MUHARREM İNCE (Devamla) - Ben bu isimleri açıklamaya hazırım Sayın Bahçekapılı.
AYŞE NUR BAHÇEKAPILI (İstanbul) - Açıkla! Açıkla!
MUHARREM İNCE (Devamla) - Siz kendinizi açıkladınız. Sizinkiler düşünce suçlusu değil, sizinkiler götürme suçlusu. (CHP sıralarından alkışlar)
AYŞE NUR BAHÇEKAPILI (İstanbul) - Arkadaşlıkta suç ayrımı olmaz!
MUHARREM İNCE (Devamla) - Siz o 26 kişiyi açıklayınız. Bunlar kim?
METİN METİNER (Adıyaman) - Siz savcı mısınız, hâkim misiniz?
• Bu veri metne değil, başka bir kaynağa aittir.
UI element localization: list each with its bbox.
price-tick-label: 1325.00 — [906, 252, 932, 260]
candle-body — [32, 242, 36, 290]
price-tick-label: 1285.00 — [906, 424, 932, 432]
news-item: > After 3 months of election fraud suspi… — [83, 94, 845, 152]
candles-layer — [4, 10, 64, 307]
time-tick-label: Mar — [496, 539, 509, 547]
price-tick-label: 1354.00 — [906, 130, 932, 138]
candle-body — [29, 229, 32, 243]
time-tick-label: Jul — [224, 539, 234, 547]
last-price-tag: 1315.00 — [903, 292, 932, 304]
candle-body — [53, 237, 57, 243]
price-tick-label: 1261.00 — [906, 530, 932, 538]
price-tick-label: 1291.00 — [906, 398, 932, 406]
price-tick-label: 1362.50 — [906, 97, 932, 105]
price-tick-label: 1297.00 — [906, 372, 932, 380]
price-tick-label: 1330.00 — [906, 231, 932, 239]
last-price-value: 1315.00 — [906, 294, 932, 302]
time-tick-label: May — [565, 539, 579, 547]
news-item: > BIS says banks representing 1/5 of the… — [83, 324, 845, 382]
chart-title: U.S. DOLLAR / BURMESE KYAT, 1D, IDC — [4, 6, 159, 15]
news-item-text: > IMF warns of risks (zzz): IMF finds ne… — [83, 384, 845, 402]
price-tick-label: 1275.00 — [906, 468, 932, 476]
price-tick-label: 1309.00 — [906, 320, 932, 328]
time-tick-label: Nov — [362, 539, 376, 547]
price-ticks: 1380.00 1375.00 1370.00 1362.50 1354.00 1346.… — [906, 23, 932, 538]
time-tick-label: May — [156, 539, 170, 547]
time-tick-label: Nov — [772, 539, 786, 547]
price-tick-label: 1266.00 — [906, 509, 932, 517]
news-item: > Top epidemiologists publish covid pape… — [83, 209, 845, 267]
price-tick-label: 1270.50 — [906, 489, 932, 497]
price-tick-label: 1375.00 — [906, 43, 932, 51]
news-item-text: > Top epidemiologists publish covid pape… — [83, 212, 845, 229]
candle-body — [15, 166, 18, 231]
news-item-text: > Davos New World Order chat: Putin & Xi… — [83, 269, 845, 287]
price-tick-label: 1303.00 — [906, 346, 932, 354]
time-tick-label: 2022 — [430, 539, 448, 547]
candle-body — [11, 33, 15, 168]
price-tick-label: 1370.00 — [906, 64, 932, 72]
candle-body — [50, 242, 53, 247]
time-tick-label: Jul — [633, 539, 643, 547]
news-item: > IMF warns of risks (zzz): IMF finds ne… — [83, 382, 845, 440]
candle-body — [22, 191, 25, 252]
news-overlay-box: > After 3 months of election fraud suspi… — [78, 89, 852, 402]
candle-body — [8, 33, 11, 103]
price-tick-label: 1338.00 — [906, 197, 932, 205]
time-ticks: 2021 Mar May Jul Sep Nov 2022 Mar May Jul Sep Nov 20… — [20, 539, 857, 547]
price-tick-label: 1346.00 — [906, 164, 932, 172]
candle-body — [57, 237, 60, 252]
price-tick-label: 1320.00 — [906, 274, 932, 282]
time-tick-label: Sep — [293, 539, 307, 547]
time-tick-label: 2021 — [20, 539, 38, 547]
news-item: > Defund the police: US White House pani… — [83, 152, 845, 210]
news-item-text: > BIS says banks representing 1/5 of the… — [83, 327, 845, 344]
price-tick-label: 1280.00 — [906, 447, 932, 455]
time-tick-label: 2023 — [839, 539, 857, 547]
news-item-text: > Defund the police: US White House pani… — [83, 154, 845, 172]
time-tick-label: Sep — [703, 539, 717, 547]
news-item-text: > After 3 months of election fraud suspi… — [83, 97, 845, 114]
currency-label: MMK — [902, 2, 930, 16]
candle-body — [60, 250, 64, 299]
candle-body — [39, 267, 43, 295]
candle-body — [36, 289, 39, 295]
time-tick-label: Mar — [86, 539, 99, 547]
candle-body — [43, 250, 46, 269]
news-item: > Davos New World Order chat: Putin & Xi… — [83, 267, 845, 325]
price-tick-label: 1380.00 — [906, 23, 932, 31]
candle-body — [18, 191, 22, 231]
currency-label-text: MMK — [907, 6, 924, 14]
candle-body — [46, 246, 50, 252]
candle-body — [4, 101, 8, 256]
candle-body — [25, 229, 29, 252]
Yargısız infaz yapıyorsunuz!
MUHARREM İNCE (Devamla) - Bakın, bu soru önergesi çok önemlidir.
2002 yılında, şu anda AKP'den milletvekili olan bir değerli şahsiyet o zaman milletvekili değil, dedi ki: "Bir ihaleye girdim, AKP'nin Çankaya Belediye Meclis üyesi bu ihaleyi aldı, bana haksızlık yapıldı."
İSMET UÇMA (İstanbul) - Kim o açıkla!
MUHARREM İNCE (Devamla) - "Sayın Milletvekilim bir soru önergesi verir misin?" dedi. Sayın Gazalcı'ya geldi, Denizli Milletvekilimize.
İSMET UÇMA (İstanbul) - Açıkla! Açıkla!
MUHARREM İNCE (Devamla) -Sayın Gazalcı da o arkadaşın isteği üzerine bir soru önergesi verdi. O değerli şahsiyet şimdi sizin aranızda milletvekili olarak bulunuyor. (CHP sıralarından alkışlar)
Değerli arkadaşlarım, siz milletvekillerinin soru önergelerini geri döndüreceksiniz, milletvekillerinin soru önergelerine cevap vermeyeceksiniz yani milletvekillerini ciddiye almayacaksınız, sonra o milletvekilleriyle burada anayasa yapmaya çalışacaksınız.
Şimdi, değerli arkadaşlarım, şunu söyleyeyim? Sayın Bahçekapılı, biz size dedik ki: Din ile devlet işlerini ayırın. Türkiye'de anlamadınız, Mısır'a gidince anladınız, Libya'da anladınız.
AYŞE NUR BAHÇEKAPILI (İstanbul) - Bana niye cevap veriyorsun, Kurula konuş Kurula!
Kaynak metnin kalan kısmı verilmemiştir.